Starting out as introverts, both Yuri and I read voraciously and were proliferate in writing cards, responding to letters, and sending postcards to friends. We kept diaries, calendars, writing tablets, and leather-bound journals for most of our lives. Scraps of paper, postcards, and small calendar books mark my events and journeys. We have letters, photos, and ticket stubs. Ephemeral things. Tactile items that trigger a memory. A moment in time that makes us who we are.
Over thirty years, our lives crisscrossed from the early 1970s at Dodd’s to our connection at a 2009 Kinderhook reunion event. During the after-party, I asked him to be a guest on my podcast Film Festival reViews – we had such a great conversation that it turned into a two-part podcast.
Music-making and the art of conversation finally merged into a match. I adore his syntax. We have been together ever since taking the less well-traveled route, taking the opportunities that make our lives an adventure of a lifetime. These stories are one of a kind, one in a million. Here’s a bit of who we are.
CHRISTINA
Her background in art and design includes a B.A. in studio art and graphic design and an M.A. in fiber and textile graphics. She worked in a “Mad Men” world of advertising, garnering awards for print publication, radio, and television. She became quite good at it and worked from freelance gigs to full-time art director and creative director in the NY/NJ metro area. Eventually, she found her niche as a tech chick, transforming from analog precision to digital professional. A forever Macophile, she adopted an integration philosophy refusing to give up her Mac in a PC work environment.
She completed an M.A. in Producing for Film and Video from American University, Washington, DC, and looked forward to a future in filmmaking when the disastrous 9/11 happened. The whole world stopped. When the third plane crashed into the Pentagon, I volunteered with the Red Cross to organize the massive outpouring of material support coming from all around the country. It was a reaction to wanting to do something during a traumatic time.
It took a while to get back into the game. I worked for an international Public Relations firm on K Street, a wildlife sanctuary and pet cemetery, eventually moving back to New Jersey and becoming managing editor for Film Festival Reporter’s print publication. Connections with Fort Lee Film Commission introduced me to the first woman film director Alice Guy Blache and I fell into a rabbit hole. This led me to find stories about other women directors in the biz that I wanted to have conversations with them. The analog merged with new digital technology on New Year’s Eve 2006. From then on, I was a Reel Jersey Girl, founder and host of Film Festival reViews when no one knew what a podcast was.
YURI
His entire being embodies music – mind, body, and soul. Born and raised in Trenton, New Jersey, he began playing violin at age six and continued into his high school years, winning the Mercer County String Competition. He studied International Relations and Russian Poets at Rutgers University and was accepted into the School of Social and Political Sciences at the University of Glasgow, UK. Instead of a career in symphonies or the international political stage, he turned to guitar and wrote lyrics about the state of affairs in the world and in his life.

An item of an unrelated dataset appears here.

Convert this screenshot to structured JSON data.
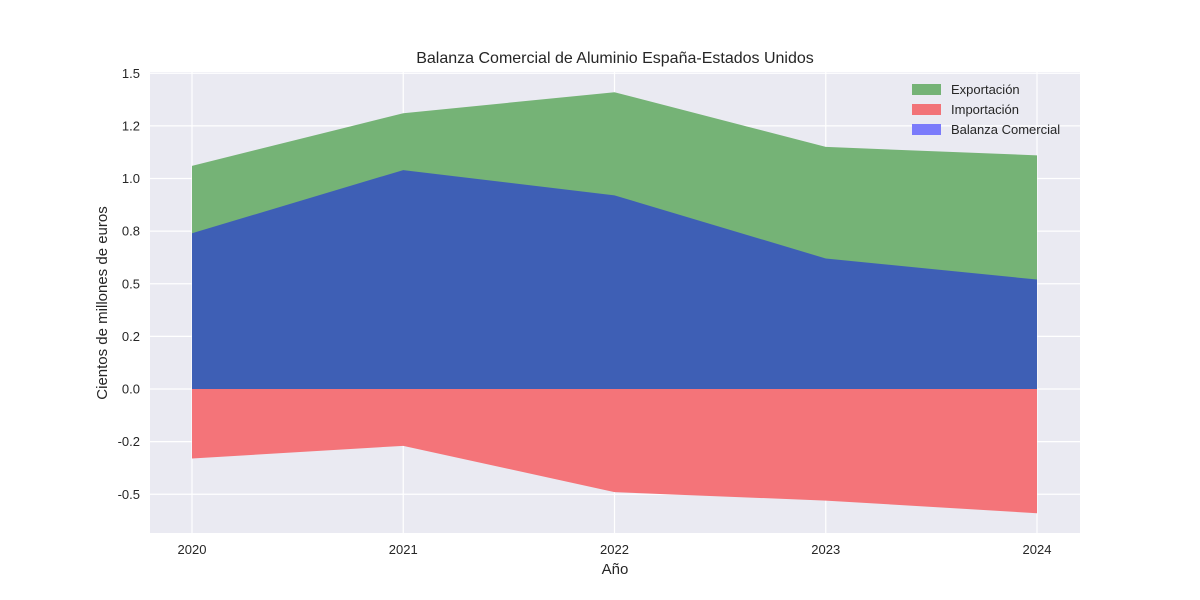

He moved back into a Rutgers dorm and became a founding member of Kinderhook Creek (later dropping the “Creek”), playing guitar, fiddle, writing tunes, and learning classical voice techniques with his vocal coach, Tom Rexdale, a prominent ragtime piano player and “Professor of Singing” out of the Julliard School, New York City. Not surprisingly, Yuri took a teaching approach with fellow players, often referred to as “Professor.”
Kinderhook, arguably one of the most popular country-rock bands during the 1970s, contributed to the early establishment of the New Jersey music scene. Yuri famously performed Jean Luc Ponty’s New Country during Kinderhook’s performance venues, including the Stone Pony and the Capitol Theater, and before a 25,000 Schaeffer Summer Music Festival crowd. Subsequently, he performed original music with Bombay, traditional Irish band Trinity II; and was a substantial contributor to the compositions of Gunther Ford in The World.
Over the next decade, Yuri turned to harmonic influences of Steely Dan, Manhattan Transfer, with a progressive rock approach for his vocally-infused band, Now, Voyager and its critically acclaimed Currents, a CD made up of original compositions. Drawing poetic inspiration from other genres including classical, jazz, indigenous folk, and World music influenced original compositions forming his instrumental quintet Grupo Yuri Jazz. In March 2021, he released a collection of work, Undiscovered Country, many coming from the Permafrost Tapes rescued during the 2012 Hurricane Irene flooding. Yuri’s songs are poetic and soul-searching, full of political irony and heartfelt love stories– finding it, living it, breaking up from it.
Nell
The calico feline came along with Christina on many journeys, making herself an indispensable member (she is a mouse catcher extraordinaire) and accepting Yuri as part of their permanent entourage. She mostly taught them the art and meditation of napping, good catnip, and double harmonic purring.